Jeremy Jacobs wins Lester Patrick for work on lockouts, er, USA Hockey
The Lester Patrick Trophy honors individuals for their contributions to hockey in the U.S., but it’s essentially the “old white guys in suits” award, minus the times it honored Willie O’Ree (2003), the 1998 U.S. women’s Olympic team and Cammi Granato in 2007.
(I mean, you’d figure 2015 would be a pretty good time to honor Angela Ruggiero, but maybe they just wanted to space out the accolades for the Hall of Famer.)
Since the award’s been handed out beginning in 1966, 80 winners have been team or NHL executives or head coaches. (Some of these men had playing experience as well, but were not directly honored as players.) There have also been six members of the media or media relations honored, including the venerable Kevin Allen of USA Today last year.
There have been just 38 players given the award, with the last two coming in 2009: Mike Richter, U.S. hockey goaltending hero, and Mark Messier, presumably for helping to create the Mark Messier Leadership Award, Presented By Bridgestone.
This year’s winners? One suit and one rumpled suit.
Boston Bruins owner Jeremy Jacobs and longtime scout Bob Crocker have been named recipients of the 2015 Lester Patrick Trophy for outstanding service to hockey in the United States.
As you’re likely more familiar with one than the other, here’s the NHL on Crocker:
Nicknamed the “dean” of New England hockey scouts, Crocker has won three Stanley Cups scouting for the Rangers and Los Angeles Kings. He also has captured the Calder Cup with the Hartford Wolf Pack (AHL) and two NCAA titles with Boston University, where he served as freshman coach and key recruiter.
Crocker, who was inducted into the Massachusetts Hockey Hall of Fame in 2006, also served as head coach at the University of Pennsylvania for four seasons (1972-76) and assistant general manager of the Hartford Whalers for 12 seasons (1980-92).
As for Jacobs … well, here’s Gary Bettman:
“As owner for 41 years of the NHL’s first U.S.-based team and long-serving Chairman of our Board of Governors – has provided unparalleled vision, innovation and inspiration to the advancement of hockey and the NHL.”

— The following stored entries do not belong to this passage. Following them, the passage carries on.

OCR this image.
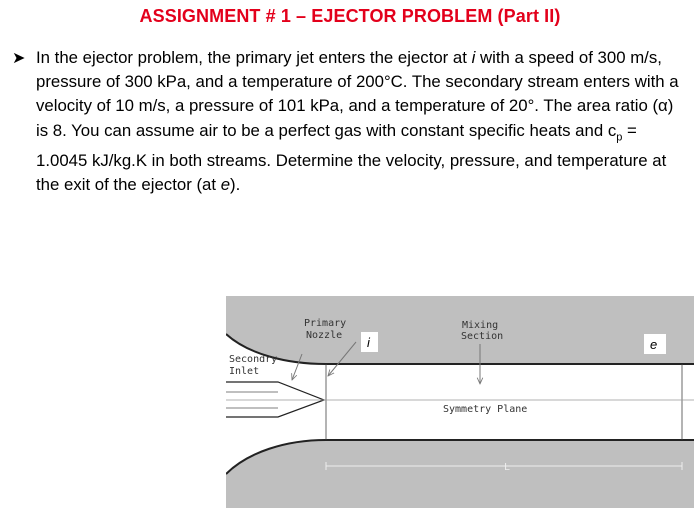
ASSIGNMENT # 1 – EJECTOR PROBLEM (Part II)
➤ In the ejector problem, the primary jet enters the ejector at i with a speed of 300 m/s, pressure of 300 kPa, and a temperature of 200°C. The secondary stream enters with a velocity of 10 m/s, a pressure of 101 kPa, and a temperature of 20°. The area ratio (α) is 8. You can assume air to be a perfect gas with constant specific heats and $c_p = 1.0045$ kJ/kg.K in both streams. Determine the velocity, pressure, and temperature at the exit of the ejector (at e).
Primary
Nozzle
Mixing
Section
Secondry
Inlet
Symmetry Plane
L
i	e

Look, there’s no questioning that Jacobs has kept the Bruins as a strong, viable Northeast-based franchise since he took over the team in 1975. They’ve missed the playoffs just six times since then, which is an amazing run for a franchise that’s certainly had its peaks and valleys.
(To that end, the Bruins never seem to get credit for that that consistency in the same way the Detroit Red Wings have, as The Streak has pushed memories of their early 1980s struggles into the abyss.)
But if the Lester Patrick is being handed to Jacobs for his work as Board of Governors chairman, then it needs to come with the caveat that he was the NHL’s hatchet man in the lost season of 2005 and the lockout of 2012.
He was one of the negotiations’ toughest hawks, despite the fact that dark arenas actually hurt his primary business of arena concessions.
And in the aftermath of these lockouts, he came off as obtuse. Remember back in 2005, when he blew up the Bruins roster due to a massive miscalculation that the players wouldn’t offer a rollback on their salaries? Jacobs basically admitted that the Joe Thornton trade was a symptom of that mistake.
Then, in 2013, Jacobs apologized out of one side of his mouth while blaming the players and saying he’d do it all over again out of the other side.
But hey, the Lester Patrick honorees are littered with names that helped drag hockey to a standstill in the U.S. due to work stoppages. It doesn’t mean they’re undeserving of the award – and Jacobs’ contributions, overall, make him worthy – but that for every two steps forward there’s been a step back for some of them. (They come together because opposites attract, you see.)
But at least we can take solace in the fact that Ray Bourque won the Lester Patrick 12 years before Jeremy Jacobs did.
The recipients will be honored as part of the U.S. Hockey Hall of Fame Induction Ceremony and Dinner on Thursday, Dec. 17, in Boston. Ticket information will be available in September at www.ushockeyhalloffame.com.